On 23/01/17 11:54 AM, Steven D'Aprano wrote:
On Mon, Jan 23, 2017 at 12:49:19AM -0200, Soni L. wrote:
[...]
You seem to be thinking of "immutable object builder". Not "the builder
itself is immutable and operations on it create new builders".
Why would you make a builder class immutable?

Builders for network connections where you don't wanna start with a fresh builder every time.

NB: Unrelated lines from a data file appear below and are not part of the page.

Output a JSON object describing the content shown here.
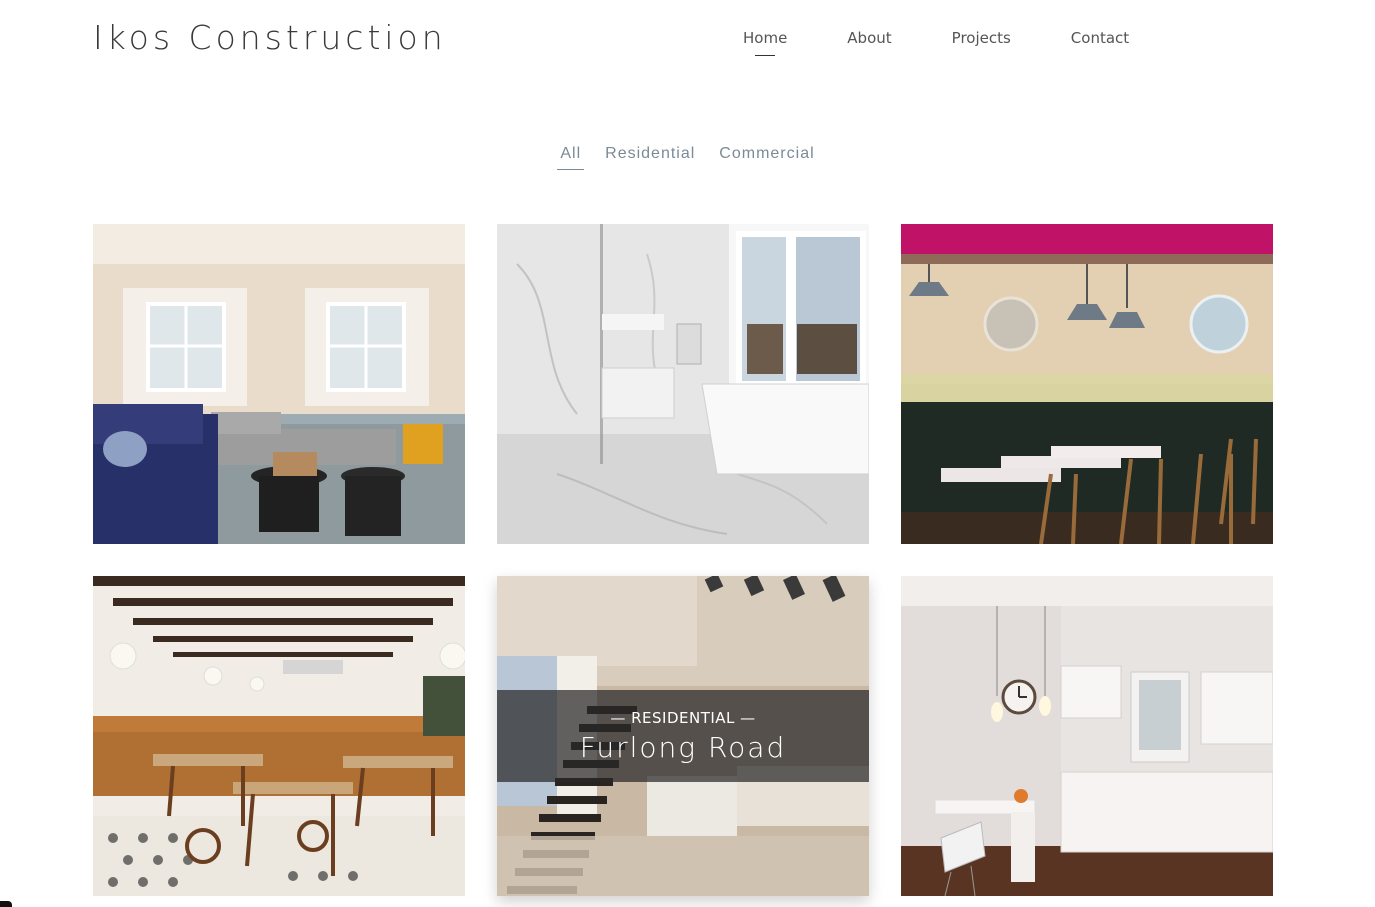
{
  "site": {
    "brand": "Ikos Construction"
  },
  "nav": {
    "items": [
      {
        "label": "Home",
        "active": true
      },
      {
        "label": "About"
      },
      {
        "label": "Projects"
      },
      {
        "label": "Contact"
      }
    ]
  },
  "filters": {
    "items": [
      {
        "label": "All",
        "active": true
      },
      {
        "label": "Residential"
      },
      {
        "label": "Commercial"
      }
    ]
  },
  "gallery": {
    "hovered": {
      "category_prefix": "— ",
      "category": "RESIDENTIAL",
      "category_suffix": " —",
      "title": "Furlong Road"
    },
    "projects": [
      {
        "image": "living-room-photo"
      },
      {
        "image": "marble-bathroom-photo"
      },
      {
        "image": "restaurant-pink-ceiling-photo"
      },
      {
        "image": "restaurant-beams-photo"
      },
      {
        "image": "staircase-basement-photo"
      },
      {
        "image": "white-kitchen-photo"
      }
    ]
  }
}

That's not a rhetorical question -- I'm genuinely surprised that you're
not only using the builder design pattern (there are usually better
solutions in Python) but more so that you're making the builder itself
immutable.

In any case, it seems that this is such a narrow and unusual use-case
that it wouldn't be wise to give it special syntax. Especially when
there are other, potentially far more useful, uses for the .= syntax,
e.g. Julia's syntactic loop fusion:

http://julialang.org/blog/2017/01/moredots


It is far more useful only because it's not just a syntax sugar. It's more like a completely new, standalone operator.
Which, IMO, makes it more confusing.

I propose `x .= y` -> `x = x . y`, for any `y`.
You propose `x .= y` -> `operate_on(x).with(lambda: y)`

This feels like you're arguing for loops are more useful than multiplication, and thus we shouldn't have multiplication.